By Angelo Muredda
Anahi Hoeneisen is inscrutable as a woman on the verge of either a breakdown or a breakthrough in Javier Andrade’s chamber drama Lo Invisible. Co-written by Hoeneisen and Andrade, the film unfolds, enigmatically at first and then tediously, as a series of opaque tableaux of protagonist Luisa’s tentative reintegration into family life following a stay at a psychiatric clinic for postpartum depression. Luisa’s blankness lends a universalist dimension to her character’s pain that makes the minimalist script feel purposeful, at least for a while: we assume she is hollowed out by her experiences, rather than just hollow, and clock the moments where maids and nurses dote on her scarred and tired body as a kind of spiritual resuscitation of a recently emptied vessel.

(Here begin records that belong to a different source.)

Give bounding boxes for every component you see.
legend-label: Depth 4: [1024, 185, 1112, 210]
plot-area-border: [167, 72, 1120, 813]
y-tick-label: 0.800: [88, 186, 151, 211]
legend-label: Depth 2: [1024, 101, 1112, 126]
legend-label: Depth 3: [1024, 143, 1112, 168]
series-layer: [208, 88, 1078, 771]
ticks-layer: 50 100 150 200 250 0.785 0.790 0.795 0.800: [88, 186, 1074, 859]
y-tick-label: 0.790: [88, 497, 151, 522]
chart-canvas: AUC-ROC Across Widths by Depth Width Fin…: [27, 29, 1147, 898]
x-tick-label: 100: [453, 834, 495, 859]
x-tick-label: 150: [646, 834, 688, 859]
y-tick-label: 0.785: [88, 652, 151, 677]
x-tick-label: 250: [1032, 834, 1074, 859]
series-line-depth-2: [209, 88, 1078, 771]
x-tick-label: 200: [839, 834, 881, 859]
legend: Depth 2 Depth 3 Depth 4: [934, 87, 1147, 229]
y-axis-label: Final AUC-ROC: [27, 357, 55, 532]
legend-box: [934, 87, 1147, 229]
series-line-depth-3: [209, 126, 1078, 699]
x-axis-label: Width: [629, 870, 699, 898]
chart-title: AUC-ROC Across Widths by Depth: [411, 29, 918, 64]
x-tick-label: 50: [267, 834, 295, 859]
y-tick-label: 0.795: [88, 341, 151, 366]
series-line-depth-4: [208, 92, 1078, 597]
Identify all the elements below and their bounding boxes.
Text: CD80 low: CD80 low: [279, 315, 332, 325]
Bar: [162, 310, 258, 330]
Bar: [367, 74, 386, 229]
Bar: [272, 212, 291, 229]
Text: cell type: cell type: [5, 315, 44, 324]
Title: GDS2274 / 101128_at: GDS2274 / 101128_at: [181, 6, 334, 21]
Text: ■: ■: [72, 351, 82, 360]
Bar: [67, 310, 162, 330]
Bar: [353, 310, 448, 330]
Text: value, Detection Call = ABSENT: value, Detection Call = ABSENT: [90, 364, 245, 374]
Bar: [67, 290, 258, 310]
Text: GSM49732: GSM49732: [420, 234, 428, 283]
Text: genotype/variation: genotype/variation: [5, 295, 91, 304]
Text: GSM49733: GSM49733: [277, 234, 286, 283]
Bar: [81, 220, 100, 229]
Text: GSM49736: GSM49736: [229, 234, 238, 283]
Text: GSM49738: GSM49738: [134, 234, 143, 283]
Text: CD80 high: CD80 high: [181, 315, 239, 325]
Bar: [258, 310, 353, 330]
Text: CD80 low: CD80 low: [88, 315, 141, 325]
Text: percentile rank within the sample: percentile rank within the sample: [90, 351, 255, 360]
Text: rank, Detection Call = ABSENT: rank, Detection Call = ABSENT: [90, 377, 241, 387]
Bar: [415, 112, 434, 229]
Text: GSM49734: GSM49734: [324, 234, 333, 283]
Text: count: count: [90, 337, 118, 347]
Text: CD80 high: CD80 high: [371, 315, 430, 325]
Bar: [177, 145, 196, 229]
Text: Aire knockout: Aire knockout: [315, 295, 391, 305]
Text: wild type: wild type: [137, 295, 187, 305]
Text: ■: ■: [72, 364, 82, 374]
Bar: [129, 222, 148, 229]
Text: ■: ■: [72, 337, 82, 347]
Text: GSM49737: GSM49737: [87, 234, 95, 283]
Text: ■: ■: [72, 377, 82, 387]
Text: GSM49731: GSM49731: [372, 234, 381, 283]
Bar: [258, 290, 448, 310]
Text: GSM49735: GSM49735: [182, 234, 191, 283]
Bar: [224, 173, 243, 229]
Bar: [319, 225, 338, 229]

The same effect is achieved by the structural repetition of visual and aural motifs, like Luisa’s heavy breathing on the soundtrack amidst her panic attacks, the distanced sound of her child’s cries, and the detached following shots of her gliding through her elegant, glass-adorned mansion, which is all cellars and reflective surfaces. One wonders, given their successful commitment to rendering their protagonist so remote in this early stretch, why Andrade and Hoeneisen reach for tired shortcuts to our sympathetic investment in the last act. Luisa’s tin-eared monologue about her appreciation for her family’s many maids, gardeners, and hangers-on, not to mention her furtive romance with a driver, read as unconvincing, last-ditch efforts at characterization. Contra their intention, these late-game machinations constitute a heel turn—the whiny lament of the ruling class.